As he struggled to face each day, I stayed busy working on remasters and licensing the Curtom back catalog. The added attention after the accident pushed my father's music to a peak it hadn't seen in almost two
decades. This led to a legion of samples in hip-hop and R&B songs, as well as TV and film licenses.

It also had unintended consequences for our relationship. I saw his insecurities surface again—sometimes it seemed he felt jealous of me because I did all the things he no longer could. After I bought the house on Austin Road in Atlanta from him, I formed my own independent label—Conquest—of which Dad owned a share. At the same time, outsiders intent on regaining control of my father's affairs began undermining our relationship, saying that I focused on too many other things and not solely on his business. My father and I discussed being wary of anyone who would try to undermine the relationship between a father and son, and for the time being he continued to support me. As outsiders took their shots, there also appeared to be a growing perception with some in the family that I was somehow Dad's favorite, the one getting special considerations others didn't get. The truth was, nobody else in the family was prepared to run Curtom, and most of the money I made came from the producers and artists I managed at Conquest, not from my father or Curtom.
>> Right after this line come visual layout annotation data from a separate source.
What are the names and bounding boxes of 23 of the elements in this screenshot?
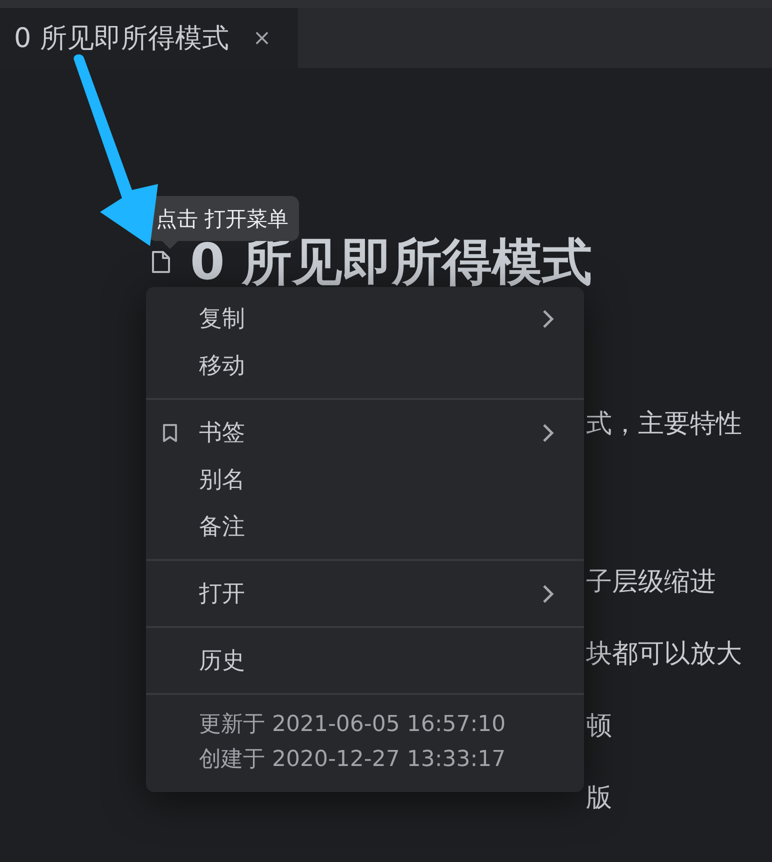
body-text: 块都可以放大 [586,638,743,671]
close-button[interactable]: × [248,26,276,50]
tooltip: 点击 打开菜单 [148,196,299,241]
bookmark-icon [162,422,178,442]
editor-tab[interactable]: 0 所见即所得模式 × [0,8,298,68]
menu-item[interactable]: 移动 [146,342,584,389]
menu-item[interactable]: 别名 [146,456,584,503]
body-text: 顿 [586,710,613,743]
menu-item[interactable]: 备注 [146,503,584,550]
body-text: 版 [586,782,613,815]
timestamp-text: 创建于 2020-12-27 13:33:17 [199,746,507,774]
body-text: 子层级缩进 [586,566,717,599]
timestamp-text: 更新于 2021-06-05 16:57:10 [199,711,507,739]
chevron-right-icon [542,422,554,442]
body-text: 式，主要特性 [586,408,743,441]
chevron-right-icon [542,584,554,604]
tooltip-pointer [162,241,178,249]
menu-item[interactable]: 打开 [146,570,584,617]
chevron-right-icon [542,308,554,328]
menu-item[interactable]: 书签 [146,409,584,456]
file-icon[interactable] [150,250,172,274]
menu-item[interactable]: 历史 [146,637,584,684]
menu-item[interactable]: 复制 [146,295,584,342]
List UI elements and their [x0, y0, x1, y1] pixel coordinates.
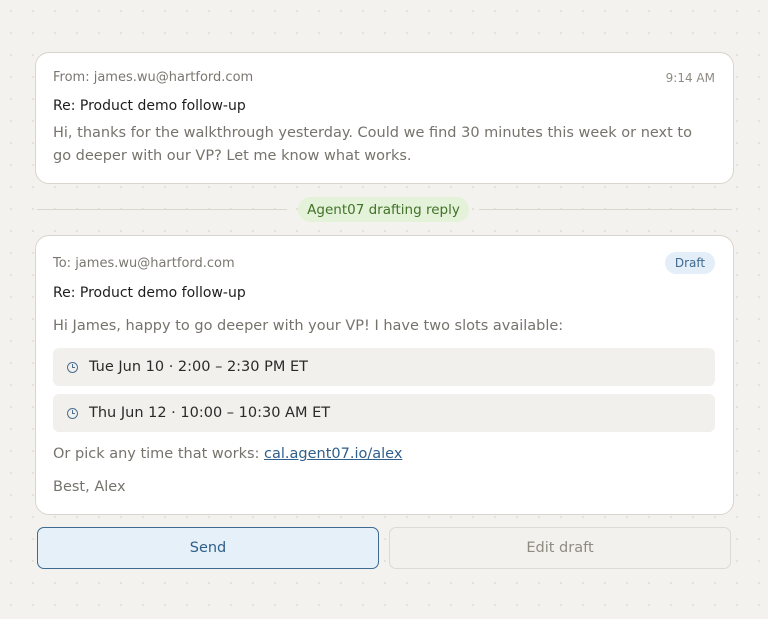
- draft-signoff: Best, Alex: [53, 479, 126, 495]
- send-button[interactable]: Send: [37, 527, 379, 569]
- received-time: 9:14 AM: [665, 71, 715, 85]
- alternative-prefix: Or pick any time that works:: [53, 446, 265, 462]
- scheduling-link[interactable]: cal.agent07.io/alex: [264, 446, 402, 462]
- time-slot-option[interactable]: Thu Jun 12 · 10:00 – 10:30 AM ET: [53, 394, 715, 432]
- clock-icon: [67, 361, 78, 373]
- agent-status-pill: Agent07 drafting reply: [298, 197, 469, 222]
- time-slot-label: Thu Jun 12 · 10:00 – 10:30 AM ET: [89, 405, 331, 421]
- divider-right: [479, 209, 732, 210]
- sender-address: From: james.wu@hartford.com: [53, 70, 254, 85]
- edit-draft-button[interactable]: Edit draft: [389, 527, 731, 569]
- draft-reply-card: To: james.wu@hartford.com Draft Re: Prod…: [35, 235, 734, 515]
- clock-icon: [67, 407, 78, 419]
- divider-left: [37, 209, 287, 210]
- draft-greeting: Hi James, happy to go deeper with your V…: [53, 318, 564, 334]
- incoming-email-card: From: james.wu@hartford.com 9:14 AM Re: …: [35, 52, 734, 184]
- incoming-subject: Re: Product demo follow-up: [53, 98, 246, 114]
- recipient-address: To: james.wu@hartford.com: [53, 256, 235, 271]
- draft-subject: Re: Product demo follow-up: [53, 285, 246, 301]
- time-slot-option[interactable]: Tue Jun 10 · 2:00 – 2:30 PM ET: [53, 348, 715, 386]
- draft-badge: Draft: [665, 252, 715, 274]
- time-slot-label: Tue Jun 10 · 2:00 – 2:30 PM ET: [89, 359, 309, 375]
- incoming-body: Hi, thanks for the walkthrough yesterday…: [53, 125, 692, 164]
- alternative-line: Or pick any time that works: cal.agent07…: [53, 443, 402, 466]
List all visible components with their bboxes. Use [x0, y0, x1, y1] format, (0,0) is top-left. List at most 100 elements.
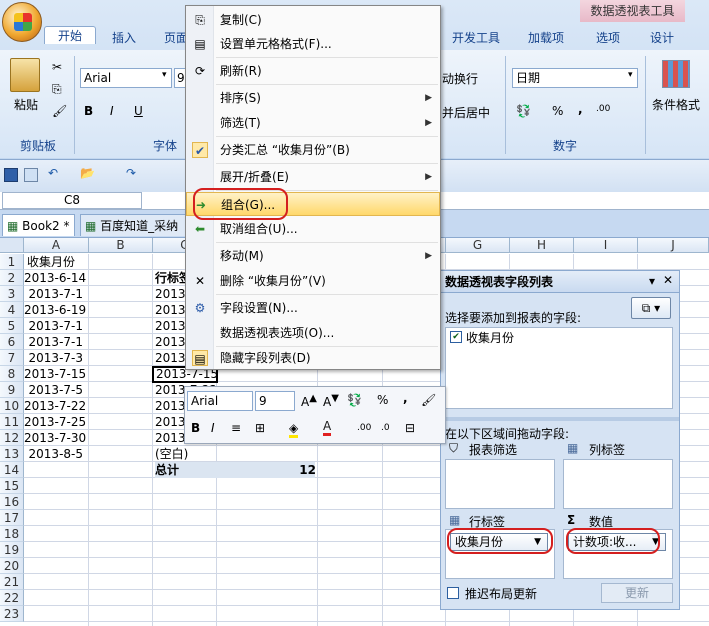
- border-icon[interactable]: ⊞: [255, 421, 265, 435]
- save-icon[interactable]: [4, 168, 18, 182]
- office-button[interactable]: [2, 2, 42, 42]
- currency-icon[interactable]: 💱: [516, 104, 531, 118]
- cell-a[interactable]: 2013-6-19: [24, 302, 86, 318]
- row-header[interactable]: 22: [0, 590, 24, 606]
- pane-menu-chevron-icon[interactable]: ▾: [649, 274, 655, 288]
- row-header[interactable]: 17: [0, 510, 24, 526]
- font-name-select[interactable]: Arial: [80, 68, 172, 88]
- comma-icon[interactable]: ,: [403, 391, 408, 405]
- redo-icon[interactable]: ↷: [126, 166, 136, 180]
- cell-a[interactable]: 2013-8-5: [24, 446, 86, 462]
- menu-item-refresh[interactable]: ⟳ 刷新(R): [186, 59, 440, 83]
- underline-button[interactable]: U: [134, 104, 143, 118]
- open-icon[interactable]: 📂: [80, 166, 95, 180]
- row-header[interactable]: 3: [0, 286, 24, 302]
- increase-decimal-icon[interactable]: .00: [357, 423, 371, 433]
- workbook-tab-baidu[interactable]: ▦ 百度知道_采纳: [80, 214, 188, 236]
- total-value[interactable]: 12: [260, 462, 316, 478]
- row-header[interactable]: 19: [0, 542, 24, 558]
- row-header[interactable]: 12: [0, 430, 24, 446]
- menu-item-ungroup[interactable]: ⬅ 取消组合(U)...: [186, 217, 440, 241]
- row-header[interactable]: 11: [0, 414, 24, 430]
- cell-a[interactable]: 2013-7-15: [24, 366, 86, 382]
- row-header[interactable]: 18: [0, 526, 24, 542]
- menu-item-filter[interactable]: 筛选(T) ▶: [186, 111, 440, 135]
- cell-a[interactable]: 2013-7-22: [24, 398, 86, 414]
- update-button[interactable]: 更新: [601, 583, 673, 603]
- tab-insert[interactable]: 插入: [102, 26, 146, 50]
- cell-a[interactable]: 2013-7-1: [24, 334, 86, 350]
- cell-a[interactable]: 2013-6-14: [24, 270, 86, 286]
- row-header[interactable]: 2: [0, 270, 24, 286]
- menu-item-copy[interactable]: ⎘ 复制(C): [186, 8, 440, 32]
- cut-icon[interactable]: ✂: [52, 60, 62, 74]
- menu-item-subtotal[interactable]: ✔ 分类汇总 “收集月份”(B): [186, 138, 440, 162]
- menu-item-move[interactable]: 移动(M) ▶: [186, 244, 440, 268]
- row-header[interactable]: 15: [0, 478, 24, 494]
- row-header[interactable]: 8: [0, 366, 24, 382]
- conditional-format-label[interactable]: 条件格式: [652, 96, 700, 113]
- row-header[interactable]: 23: [0, 606, 24, 622]
- report-filter-zone[interactable]: [445, 459, 555, 509]
- close-icon[interactable]: ✕: [663, 273, 673, 287]
- percent-icon[interactable]: %: [377, 393, 388, 407]
- row-header[interactable]: 6: [0, 334, 24, 350]
- grow-font-icon[interactable]: A▲: [301, 393, 317, 409]
- cell-a[interactable]: 2013-7-25: [24, 414, 86, 430]
- tab-design[interactable]: 设计: [640, 26, 684, 50]
- menu-item-format-cells[interactable]: ▤ 设置单元格格式(F)...: [186, 32, 440, 56]
- cell-a[interactable]: 2013-7-1: [24, 318, 86, 334]
- cell-c[interactable]: (空白): [155, 446, 215, 462]
- column-header[interactable]: A: [24, 238, 89, 253]
- menu-item-field-settings[interactable]: ⚙ 字段设置(N)...: [186, 296, 440, 320]
- mini-size-select[interactable]: 9: [255, 391, 295, 411]
- row-header[interactable]: 4: [0, 302, 24, 318]
- paste-label[interactable]: 粘贴: [14, 96, 38, 113]
- comma-button[interactable]: ,: [578, 102, 583, 116]
- merge-center-button[interactable]: 并后居中: [442, 104, 490, 121]
- format-painter-icon[interactable]: 🖌: [52, 104, 67, 118]
- column-header[interactable]: J: [638, 238, 709, 253]
- layout-options-button[interactable]: ⧉ ▾: [631, 297, 671, 319]
- copy-icon[interactable]: ⎘: [52, 82, 62, 97]
- print-icon[interactable]: [24, 168, 38, 182]
- row-header[interactable]: 10: [0, 398, 24, 414]
- shrink-font-icon[interactable]: A▼: [323, 393, 339, 409]
- wrap-text-button[interactable]: 动换行: [442, 70, 478, 87]
- column-labels-zone[interactable]: [563, 459, 673, 509]
- name-box[interactable]: C8: [2, 192, 142, 209]
- tab-home[interactable]: 开始: [44, 26, 96, 44]
- workbook-tab-book2[interactable]: ▦ Book2 *: [2, 214, 75, 236]
- percent-button[interactable]: %: [552, 104, 563, 118]
- mini-italic-icon[interactable]: I: [211, 421, 215, 435]
- increase-decimal-icon[interactable]: .00: [596, 104, 610, 114]
- mini-bold-icon[interactable]: B: [191, 421, 200, 435]
- format-painter-icon[interactable]: 🖌: [421, 393, 436, 407]
- undo-icon[interactable]: ↶: [48, 166, 58, 180]
- cell-a[interactable]: 收集月份: [27, 254, 89, 270]
- paste-icon[interactable]: [10, 58, 40, 92]
- row-header[interactable]: 5: [0, 318, 24, 334]
- center-align-icon[interactable]: ≡: [231, 421, 241, 435]
- cell-a[interactable]: 2013-7-30: [24, 430, 86, 446]
- select-all-corner[interactable]: [0, 238, 24, 253]
- bold-button[interactable]: B: [84, 104, 93, 118]
- field-checkbox[interactable]: ✔: [450, 331, 462, 343]
- mini-font-select[interactable]: Arial: [187, 391, 253, 411]
- menu-item-delete[interactable]: ✕ 删除 “收集月份”(V): [186, 269, 440, 293]
- menu-item-expand-collapse[interactable]: 展开/折叠(E) ▶: [186, 165, 440, 189]
- menu-item-hide-field-list[interactable]: ▤ 隐藏字段列表(D): [186, 346, 440, 370]
- row-header[interactable]: 20: [0, 558, 24, 574]
- pane-splitter[interactable]: [441, 417, 679, 421]
- row-header[interactable]: 14: [0, 462, 24, 478]
- decrease-decimal-icon[interactable]: .0: [381, 423, 390, 433]
- cell-a[interactable]: 2013-7-3: [24, 350, 86, 366]
- row-header[interactable]: 21: [0, 574, 24, 590]
- menu-item-pivot-options[interactable]: 数据透视表选项(O)...: [186, 321, 440, 345]
- currency-icon[interactable]: 💱: [347, 393, 362, 407]
- defer-update-checkbox[interactable]: [447, 587, 459, 599]
- tab-developer[interactable]: 开发工具: [442, 26, 510, 50]
- font-color-icon[interactable]: A: [323, 419, 332, 436]
- row-header[interactable]: 13: [0, 446, 24, 462]
- field-name[interactable]: 收集月份: [466, 329, 514, 346]
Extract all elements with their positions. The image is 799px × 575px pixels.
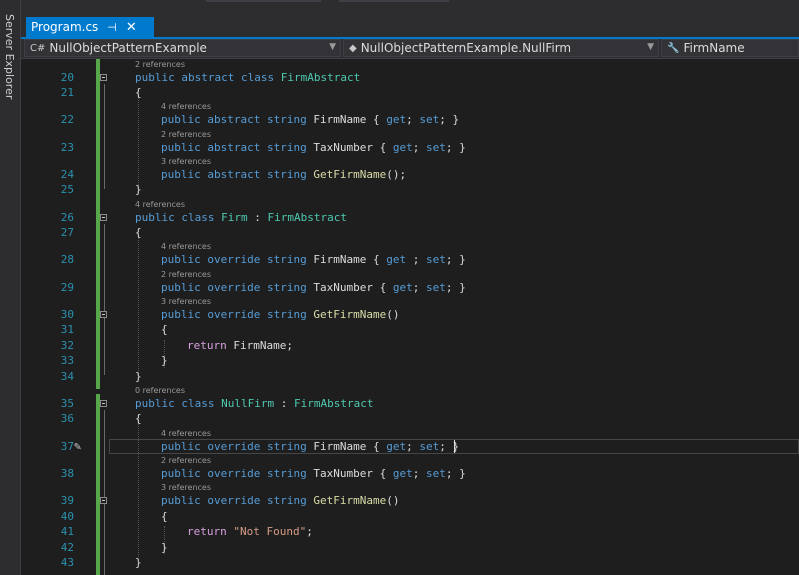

Regardless, the misperception persisted. Then, for reasons obvious to me, Marv began driving a wedge. Because Dad couldn't hold a phone, he conducted all his calls on speakerphone, which meant I overheard many one-sided conversations where Marv tried to make me look inept and self-interested. If I scored a deal to place one of Dad's songs in a film, Marv felt he could've wheedled more money out of it. If I licensed a song to a commercial, Marv thought I didn't drive a hard enough bargain.